The smaller of the two was commissioned by the Baron Philippe de Ternant, Chevalier de la Toison d’Or, and chamberlain of Philippe le Bon, Duke of Burgundy, together with his wife Isabeau de Roye. While the centerpiece depicts the Virgin Mary, the shutters on the end show the two donors. On the left, Philippe is wearing a checked pattern, the coat of arms of Ternant. He is kneeling together with John the Baptist. On the right, Isabeau, in ceremonial costume, is kneeling with Saint Catherine of Alexandria. This piece was made between 1444 and 1454 in Flanders.

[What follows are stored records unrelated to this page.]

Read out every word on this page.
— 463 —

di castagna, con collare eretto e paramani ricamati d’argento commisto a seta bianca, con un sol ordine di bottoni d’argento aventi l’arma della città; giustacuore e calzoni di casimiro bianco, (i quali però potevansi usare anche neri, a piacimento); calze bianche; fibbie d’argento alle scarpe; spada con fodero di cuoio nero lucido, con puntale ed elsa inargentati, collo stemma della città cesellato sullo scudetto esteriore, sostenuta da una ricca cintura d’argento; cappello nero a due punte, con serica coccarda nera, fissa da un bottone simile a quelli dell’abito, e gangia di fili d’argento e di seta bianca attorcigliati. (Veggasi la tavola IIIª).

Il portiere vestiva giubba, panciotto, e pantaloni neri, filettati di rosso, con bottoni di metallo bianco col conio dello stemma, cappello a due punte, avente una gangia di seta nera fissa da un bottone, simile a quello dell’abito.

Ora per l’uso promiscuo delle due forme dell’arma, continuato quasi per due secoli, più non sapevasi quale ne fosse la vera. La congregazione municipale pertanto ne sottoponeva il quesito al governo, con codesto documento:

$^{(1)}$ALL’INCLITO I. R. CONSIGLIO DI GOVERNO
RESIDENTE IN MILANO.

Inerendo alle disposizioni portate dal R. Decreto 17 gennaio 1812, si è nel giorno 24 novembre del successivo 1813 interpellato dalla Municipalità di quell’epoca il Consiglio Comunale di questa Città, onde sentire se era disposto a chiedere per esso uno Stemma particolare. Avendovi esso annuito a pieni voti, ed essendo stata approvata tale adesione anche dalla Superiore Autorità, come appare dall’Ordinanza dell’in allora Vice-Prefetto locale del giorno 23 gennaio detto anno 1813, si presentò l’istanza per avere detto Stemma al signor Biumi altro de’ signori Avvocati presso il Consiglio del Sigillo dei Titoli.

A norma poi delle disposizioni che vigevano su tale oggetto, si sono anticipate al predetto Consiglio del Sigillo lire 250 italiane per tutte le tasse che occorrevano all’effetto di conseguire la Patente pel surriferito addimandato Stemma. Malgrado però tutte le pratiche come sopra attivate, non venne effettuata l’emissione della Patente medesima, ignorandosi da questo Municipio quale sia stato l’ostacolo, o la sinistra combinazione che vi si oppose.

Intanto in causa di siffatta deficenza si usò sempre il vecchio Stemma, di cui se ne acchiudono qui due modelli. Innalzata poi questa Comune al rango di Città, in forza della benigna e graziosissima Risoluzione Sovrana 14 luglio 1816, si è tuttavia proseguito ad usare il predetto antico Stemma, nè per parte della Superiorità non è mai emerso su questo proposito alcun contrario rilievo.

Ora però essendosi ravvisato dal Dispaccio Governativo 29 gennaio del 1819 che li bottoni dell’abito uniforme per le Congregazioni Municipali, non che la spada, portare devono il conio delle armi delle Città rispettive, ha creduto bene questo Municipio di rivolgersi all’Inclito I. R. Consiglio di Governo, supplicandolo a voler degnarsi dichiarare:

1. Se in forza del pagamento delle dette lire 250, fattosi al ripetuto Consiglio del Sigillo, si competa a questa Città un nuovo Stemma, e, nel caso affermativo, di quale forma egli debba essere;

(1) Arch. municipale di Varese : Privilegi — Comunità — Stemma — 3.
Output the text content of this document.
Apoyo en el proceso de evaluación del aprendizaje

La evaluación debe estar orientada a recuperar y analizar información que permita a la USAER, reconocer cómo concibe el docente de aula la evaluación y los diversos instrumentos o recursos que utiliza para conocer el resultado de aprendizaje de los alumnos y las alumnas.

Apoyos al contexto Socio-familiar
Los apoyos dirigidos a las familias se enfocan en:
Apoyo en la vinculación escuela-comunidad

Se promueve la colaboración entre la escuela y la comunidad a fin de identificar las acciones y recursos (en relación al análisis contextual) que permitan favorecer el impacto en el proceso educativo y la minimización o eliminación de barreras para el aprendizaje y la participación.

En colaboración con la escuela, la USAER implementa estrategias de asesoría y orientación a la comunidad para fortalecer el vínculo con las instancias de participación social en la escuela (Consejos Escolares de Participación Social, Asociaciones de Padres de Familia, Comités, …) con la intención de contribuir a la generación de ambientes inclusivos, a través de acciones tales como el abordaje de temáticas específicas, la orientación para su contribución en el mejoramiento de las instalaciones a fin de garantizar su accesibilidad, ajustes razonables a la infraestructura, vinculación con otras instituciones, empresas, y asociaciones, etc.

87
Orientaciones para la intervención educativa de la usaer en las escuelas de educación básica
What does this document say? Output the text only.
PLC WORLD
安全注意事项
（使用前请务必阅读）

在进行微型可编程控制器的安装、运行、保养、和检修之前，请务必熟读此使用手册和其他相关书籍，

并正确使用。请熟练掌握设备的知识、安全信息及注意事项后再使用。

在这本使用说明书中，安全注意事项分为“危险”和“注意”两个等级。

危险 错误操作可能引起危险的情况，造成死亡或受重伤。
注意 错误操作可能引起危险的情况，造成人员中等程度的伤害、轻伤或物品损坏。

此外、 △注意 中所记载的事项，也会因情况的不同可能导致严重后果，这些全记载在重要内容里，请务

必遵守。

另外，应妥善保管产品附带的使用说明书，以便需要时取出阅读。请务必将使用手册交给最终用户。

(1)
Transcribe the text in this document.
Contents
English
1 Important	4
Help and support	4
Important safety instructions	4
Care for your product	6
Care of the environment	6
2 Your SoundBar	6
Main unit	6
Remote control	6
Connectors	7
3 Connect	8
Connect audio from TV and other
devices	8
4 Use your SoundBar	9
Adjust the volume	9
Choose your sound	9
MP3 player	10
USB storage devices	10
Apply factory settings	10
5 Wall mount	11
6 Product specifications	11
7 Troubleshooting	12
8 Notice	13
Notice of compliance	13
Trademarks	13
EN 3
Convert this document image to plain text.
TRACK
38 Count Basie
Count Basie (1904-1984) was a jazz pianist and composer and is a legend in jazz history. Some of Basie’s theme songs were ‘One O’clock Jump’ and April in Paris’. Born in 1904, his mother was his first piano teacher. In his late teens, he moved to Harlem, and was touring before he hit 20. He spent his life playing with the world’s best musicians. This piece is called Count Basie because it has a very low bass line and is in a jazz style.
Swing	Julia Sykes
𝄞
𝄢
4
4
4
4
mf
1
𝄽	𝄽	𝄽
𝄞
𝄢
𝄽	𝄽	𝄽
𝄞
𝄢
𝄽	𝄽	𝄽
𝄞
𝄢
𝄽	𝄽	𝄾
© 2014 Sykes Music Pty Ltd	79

The larger triptych was commissioned by Charles de Ternat, Philippe’s son. It is dedicated to the Passion and Glorification of Christ. In the center piece, you can see Charles and his wife Jeanne. This triptych was made 1460 in Brabant.
The church that houses these pieces of art was built in 1820 with materials from the demolition of the old church, which had been built around 1444. Besides the two triptychs, the church has beautiful little stained glass windows and inside you can find very realistic statues.
Know Before You Go
From May 15 to September 30, the church is open from 9 a.m. to 7 p.m. From October 1 to May 14, the church is open from 9 a.m. to 5 p.m. Visiting is free.
If you want the triptychs to be lighted, you need to bring a 2-Euro piece. There is a machine where you can donate to light the triptychs and choose an audio explanation, which is available in several languages.